`suffstats` integer overflow
scoopxyz opened this issue · comments
Hello,
When attempting to do some distribution fitting on integer data, I ran into overflow when using suffstats
and fit
, my use case made me notice it for a Normal
distribution but its likely to show up elsewhere.
This can be easily reproduced via:
using Distributions
samples = UInt16.(round.(randn(1_000_000) .* 100 .+ 1000));
ss = suffstats(Normal, samples)
fit_mle(Normal, ss)
yielding...
Normal{Float64}(μ=0.031291, σ=1004.9262791...)
This is due to the type stability/enforcement used in the summation here:
Distributions.jl/src/univariate/continuous/normal.jl
Lines 134 to 137 in c1705a3
The method accepts all subtypes of Real
so Integer
s fall into the "expected" use-case, but it would clearly be fragile with smaller integer types.
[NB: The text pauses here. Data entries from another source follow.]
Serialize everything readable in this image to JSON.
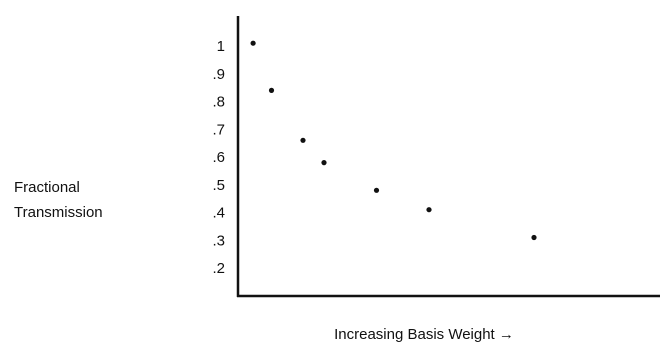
{
  "chart_data": {
    "type": "scatter",
    "title": "",
    "xlabel": "Increasing Basis Weight →",
    "ylabel": [
      "Fractional",
      "Transmission"
    ],
    "yticks": [
      {
        "value": 1.0,
        "label": "1"
      },
      {
        "value": 0.9,
        "label": ".9"
      },
      {
        "value": 0.8,
        "label": ".8"
      },
      {
        "value": 0.7,
        "label": ".7"
      },
      {
        "value": 0.6,
        "label": ".6"
      },
      {
        "value": 0.5,
        "label": ".5"
      },
      {
        "value": 0.4,
        "label": ".4"
      },
      {
        "value": 0.3,
        "label": ".3"
      },
      {
        "value": 0.2,
        "label": ".2"
      }
    ],
    "ylim": [
      0.1,
      1.05
    ],
    "xlim": [
      0,
      8
    ],
    "x_ticks_shown": false,
    "grid": false,
    "legend": "none",
    "points": [
      {
        "x": 0.25,
        "y": 1.01
      },
      {
        "x": 0.6,
        "y": 0.84
      },
      {
        "x": 1.2,
        "y": 0.66
      },
      {
        "x": 1.6,
        "y": 0.58
      },
      {
        "x": 2.6,
        "y": 0.48
      },
      {
        "x": 3.6,
        "y": 0.41
      },
      {
        "x": 5.6,
        "y": 0.31
      }
    ],
    "colors": {
      "ink": "#111111",
      "background": "#ffffff"
    }
  }
}
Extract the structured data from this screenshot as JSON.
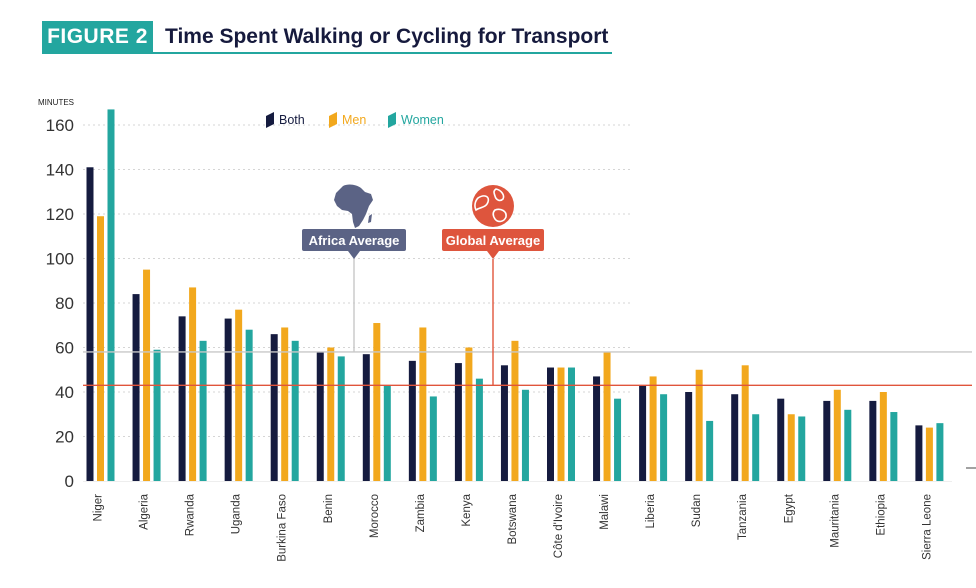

I can imagine a few scenarios to deal with this:
- Leave as-is and document the potential issue, maybe suggest against Integer types
- Specialize on
Integer
eltype and accumlate into an Int64 variable, possibly error on overflow - utilize
sum
from Base rather than a manual loop
All values are cast to Float64 in the returned struct, so I'm not seeing the necessity for enforcing type stability in this case.
It's very old code. I think we should just use sum
here and when compute the second central moment below. It would be great if you could prepare a PR with your example as a test.